A picture of a very large urban city that is powered electrically by many sources of renewable energy.
29 Jan 2014

Since 1938, foreign businesses hadn't been allowed to enter into Mexico's energy sector, especially as it concerned the state-run Petroleos Mexicanos. At the end of 2013, the government passed energy reform that will ultimately effect the way Mexico's oil, gas and electricity industries operate, Oil & Gas Journal reported. While proposals have become laws, it's now up to energy sector stakeholders and government officials to ensure reforms are implemented at a sustainable pace and in a way that attracts foreign investment. Already, Mexico has developed a thriving manufacturing market with international businesses moving production into the country due to the substantial changes the reforms promise to make. At the same time, by opening up relationships with industry leaders and experts from other countries Pemex has its sights set on modernizing and innovating its energy production, as well as research and development operations.

Mexico looks to Brazil as a model
The Economist recently took a look at the strategy Pemex has decided to employ in expanding international relationships. According to the magazine's blog, officials from Mexico's energy ministry visited Brazil to get an inside view of the steps the South American country has taken to augment its energy sector. The Brazilian state-run oil firm Petrobras not long ago constructed a new research and development facility in the midst of a cluster of international oil companies, creating an epicenter of hi-tech testing and exploration. Enrique Ochoa, Mexico's deputy energy minister, said he hopes Mexico can emulate this kind of progress. In a previous interview with The Economist, Ochoa explained Brazil saw a vast improvement in terms of innovation after energy reforms that broke up existing monopolies were enacted in the country a couple decades ago.

One clear signal that international collaboration can lead to improvements is the partnership between Pemex and Royal Dutch/Shell at the Deer Park refinery in Texas.

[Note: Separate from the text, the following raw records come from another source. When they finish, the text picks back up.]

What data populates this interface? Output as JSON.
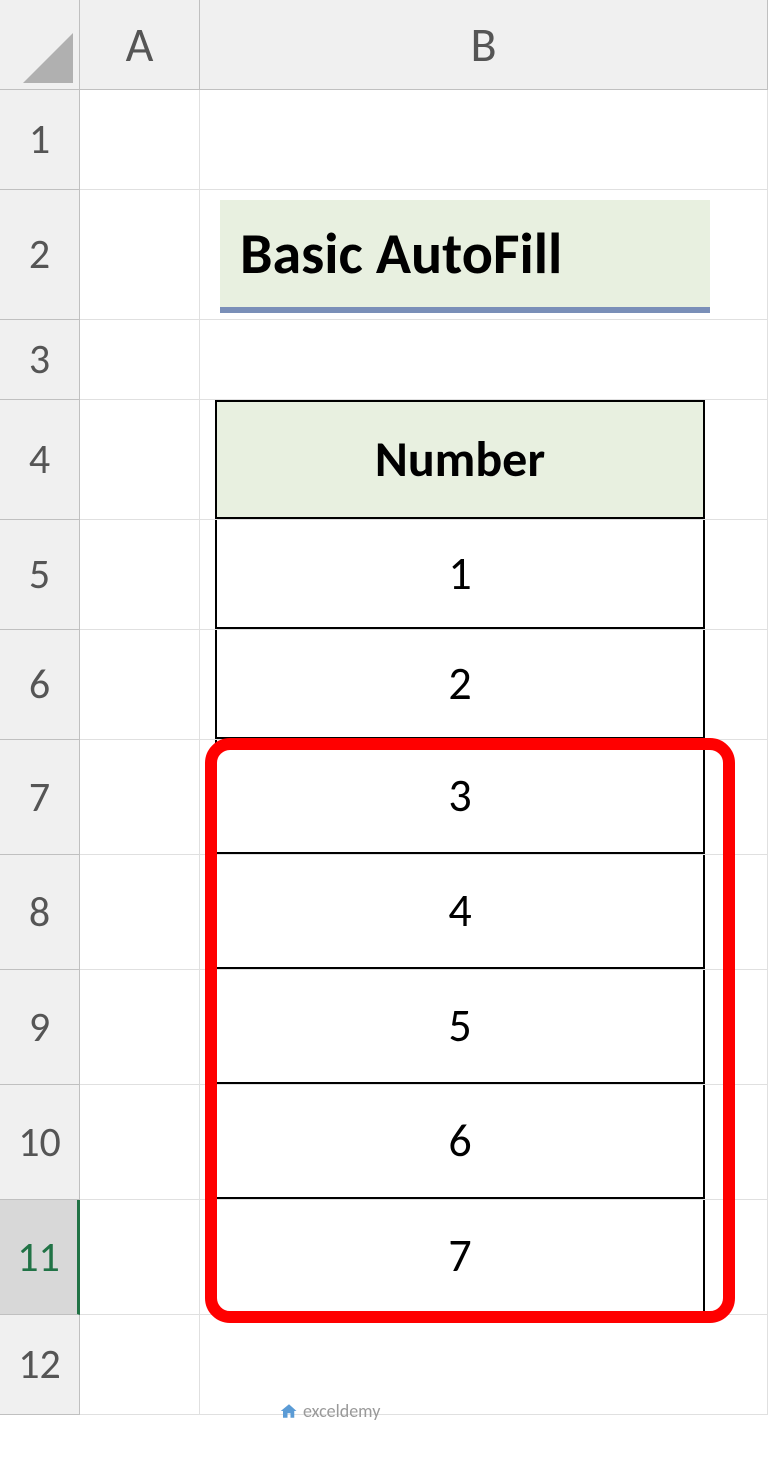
{
  "columns": [
    "A",
    "B"
  ],
  "rows": [
    "1",
    "2",
    "3",
    "4",
    "5",
    "6",
    "7",
    "8",
    "9",
    "10",
    "11",
    "12"
  ],
  "selectedRow": 11,
  "title": "Basic AutoFill",
  "tableHeader": "Number",
  "tableData": [
    "1",
    "2",
    "3",
    "4",
    "5",
    "6",
    "7"
  ],
  "highlightedRows": [
    3,
    4,
    5,
    6,
    7
  ],
  "watermark": "exceldemy",
  "chart_data": {
    "type": "table",
    "title": "Basic AutoFill",
    "columns": [
      "Number"
    ],
    "values": [
      1,
      2,
      3,
      4,
      5,
      6,
      7
    ]
  }
}
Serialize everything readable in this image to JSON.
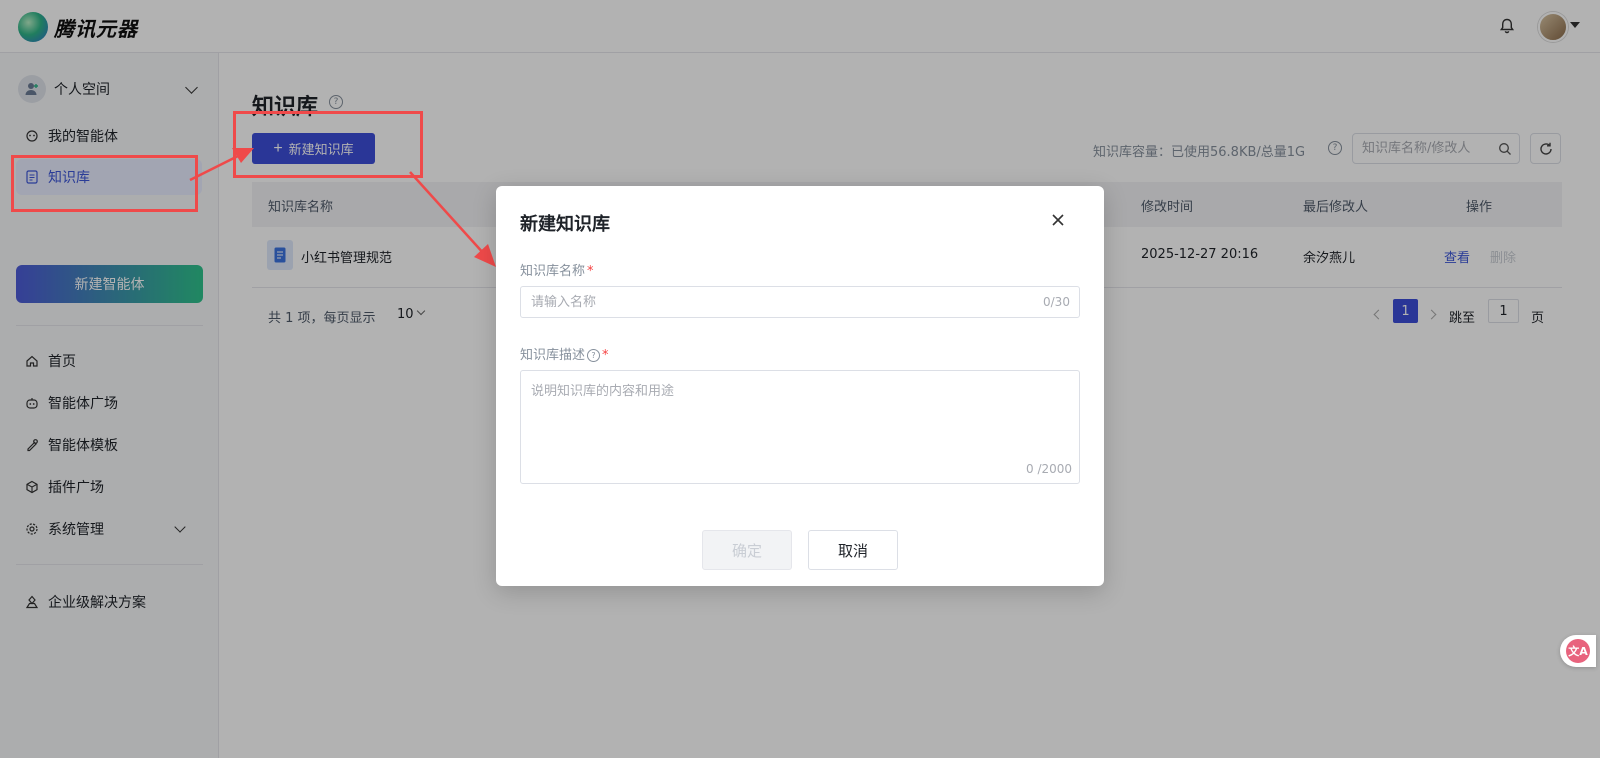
{
  "app": {
    "logo_text": "腾讯元器"
  },
  "sidebar": {
    "space_label": "个人空间",
    "items": [
      {
        "label": "我的智能体",
        "icon": "agent-icon"
      },
      {
        "label": "知识库",
        "icon": "doc-icon"
      },
      {
        "label": "首页",
        "icon": "home-icon"
      },
      {
        "label": "智能体广场",
        "icon": "robot-icon"
      },
      {
        "label": "智能体模板",
        "icon": "template-icon"
      },
      {
        "label": "插件广场",
        "icon": "cube-icon"
      },
      {
        "label": "系统管理",
        "icon": "gear-icon"
      },
      {
        "label": "企业级解决方案",
        "icon": "enterprise-icon"
      }
    ],
    "new_agent_label": "新建智能体"
  },
  "main": {
    "title": "知识库",
    "new_kb_label": "新建知识库",
    "capacity_text": "知识库容量：已使用56.8KB/总量1G",
    "search_placeholder": "知识库名称/修改人",
    "table": {
      "headers": [
        "知识库名称",
        "修改时间",
        "最后修改人",
        "操作"
      ],
      "rows": [
        {
          "name": "小红书管理规范",
          "time": "2025-12-27 20:16",
          "modifier": "余汐燕儿",
          "view": "查看",
          "delete": "删除"
        }
      ]
    },
    "pager": {
      "summary": "共 1 项，每页显示",
      "page_size": "10",
      "current": "1",
      "jump_label": "跳至",
      "jump_value": "1",
      "page_label": "页"
    }
  },
  "modal": {
    "title": "新建知识库",
    "name_label": "知识库名称",
    "name_placeholder": "请输入名称",
    "name_count": "0/30",
    "desc_label": "知识库描述",
    "desc_placeholder": "说明知识库的内容和用途",
    "desc_count": "0 /2000",
    "required_mark": "*",
    "ok_label": "确定",
    "cancel_label": "取消"
  },
  "colors": {
    "primary": "#3d4ed8",
    "annotation": "#ef4a4a",
    "required": "#f53f3f"
  }
}
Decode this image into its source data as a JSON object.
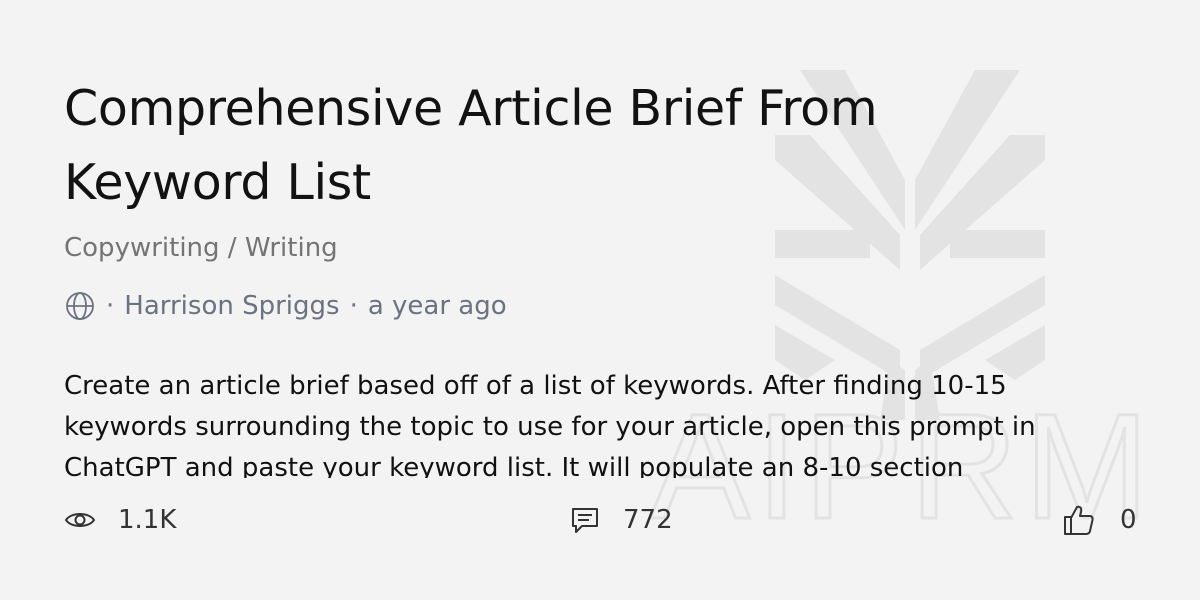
{
  "card": {
    "title": "Comprehensive Article Brief From Keyword List",
    "category": "Copywriting / Writing",
    "author": "Harrison Spriggs",
    "separator": "·",
    "time_ago": "a year ago",
    "description": "Create an article brief based off of a list of keywords. After finding 10-15 keywords surrounding the topic to use for your article, open this prompt in ChatGPT and paste your keyword list. It will populate an 8-10 section"
  },
  "stats": {
    "views": "1.1K",
    "comments": "772",
    "likes": "0"
  },
  "watermark": {
    "text": "AIPRM"
  },
  "icons": {
    "visibility": "globe-icon",
    "views": "eye-icon",
    "comments": "comment-icon",
    "likes": "thumbs-up-icon"
  },
  "colors": {
    "background": "#f3f3f3",
    "title": "#121212",
    "muted": "#747474",
    "meta": "#6b7280",
    "watermark": "#e2e2e2"
  }
}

According to Ochoa, this complex is more productive than any of the refineries in Mexico, which suggests the reforms that allow for greater international involvement will breed greater performance when foreign expertise is brought in to help develop the facilities.

Energy sector awaits secondary legislation
Getting to the point where Pemex has the ability to achieve these kinds of goals will depend on the extent to which secondary legislation - with respect to energy reform - gives the oil company greater freedom, The Economist claimed.

The Mexican Congress has set a 120-day deadline to plan out and agree upon this legislation, meaning the energy sector will have a better idea of the direction the country is headed in April 2014. Oil & Gas Journal indicated the most likely result will involve a better understanding of the tax situation facing Pemex. While the reform laws passed at the end of 2013 made it possible for outside energy firms to initiative exploratory and production projects in Mexico, upstream analyst Adrian Lara of GlobalData noted that secondary legislation needs to address how contracts and agreements will apply to these activities. Meanwhile, bidding for access to new oil and gas fields will likely begin in 2015 because of the time needed to prepare regulatory officials and specialists to manage contracts, according to the Economist.

At the same time, the government is working toward establishing energy regulations that will also keep the environmental impact of development at the forefront. The most recent progress made by government and energy officials should provide a promising outlook for businesses hoping to expand manufacturing in Mexico or establish offshore facilities. With greater transparency and reforms aimed at improving access to energy, manufacturers will be able to move production closer to their primary markets more economically.